Cell fate determination requires faithful execution of gene expression programs, which are increasingly recognized to respond to metabolic inputs. In particular, the family of α-ketoglutarate (αKG)-dependent dioxygenases, which include several chromatin-modifying enzymes, are emerging as key mediators of metabolic control of cell fate. αKG-dependent dioxygenases consume the metabolite αKG (also known as 2-oxoglutarate) as an obligate cosubstrate and are inhibited by succinate, fumarate, and 2-hydroxyglutarate. Here, we review the role of these metabolites in the control of dioxygenase activity and cell fate programs. We discuss the biochemical and transcriptional mechanisms enabling these metabolites to control cell fate and review evidence that nutrient availability shapes tissue-specific fate programs via αKG-dependent dioxygenases.

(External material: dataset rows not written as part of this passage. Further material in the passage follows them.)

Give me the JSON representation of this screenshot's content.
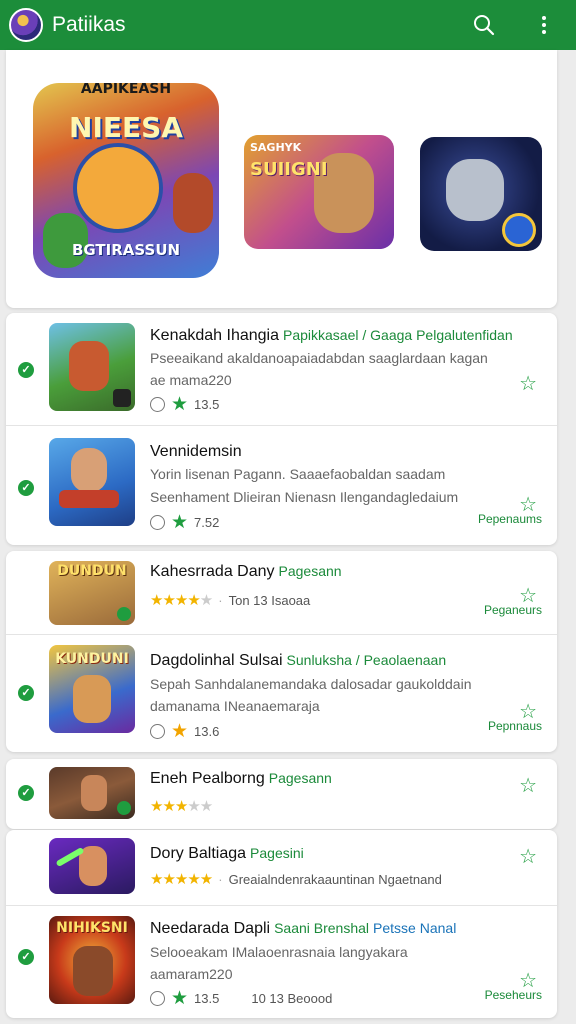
{
  "appbar": {
    "title": "Patiikas",
    "search_icon": "search-icon",
    "menu_icon": "more-vert-icon",
    "color": "#1c8d3a"
  },
  "featured": [
    {
      "line1": "AAPIKEASH",
      "line2": "NIEESA",
      "line3": "BGTIRASSUN"
    },
    {
      "line1": "SAGHYK",
      "line2": "SUIIGNI"
    },
    {
      "line1": ""
    }
  ],
  "apps": [
    {
      "title": "Kenakdah Ihangia",
      "tag": "Papikkasael / Gaaga Pelgalutenfidan",
      "desc1": "Pseeaikand akaldanoapaiadabdan saaglardaan kagan",
      "desc2": "ae mama220",
      "rating": "13.5"
    },
    {
      "title": "Vennidemsin",
      "desc1": "Yorin lisenan Pagann. Saaaefaobaldan saadam",
      "desc2": "Seenhament Dlieiran Nienasn Ilengandagledaium",
      "rating": "7.52",
      "category": "Pepenaums"
    },
    {
      "title": "Kahesrrada Dany",
      "tag": "Pagesann",
      "meta": "Ton 13 Isaoaa",
      "category": "Peganeurs"
    },
    {
      "title": "Dagdolinhal Sulsai",
      "tag": "Sunluksha / Peaolaenaan",
      "desc1": "Sepah Sanhdalanemandaka dalosadar gaukolddain",
      "desc2": "damanama INeanaemaraja",
      "rating": "13.6",
      "category": "Pepnnaus"
    },
    {
      "title": "Eneh Pealborng",
      "tag": "Pagesann"
    },
    {
      "title": "Dory Baltiaga",
      "tag": "Pagesini",
      "meta": "Greaialndenrakaauntinan Ngaetnand"
    },
    {
      "title": "Needarada Dapli",
      "tag": "Saani Brenshal",
      "tag2": "Petsse Nanal",
      "desc1": "Selooeakam IMalaoenrasnaia langyakara",
      "desc2": "aamaram220",
      "rating": "13.5",
      "meta2": "10 13 Beoood",
      "category": "Peseheurs"
    }
  ]
}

细胞命运决定需要忠实地执行基因表达程序，这些程序越来越被认为对代谢输入做出反应。特别是，α-酮戊二酸 (αKG) 依赖性双加氧酶家族，包括几种染色质修饰酶，正在成为细胞命运代谢控制的关键介质。αKG 依赖性双加氧酶消耗代谢物 αKG（也称为 2-酮戊二酸）作为专性共底物，并被琥珀酸、富马酸和 2-羟基戊二酸抑制。在这里，我们回顾了这些代谢物在控制双加氧酶活性和细胞命运程序中的作用。我们讨论了使这些代谢物能够控制细胞命运的生化和转录机制，并回顾了营养可用性通过 αKG 依赖性双加氧酶塑造组织特异性命运程序的证据。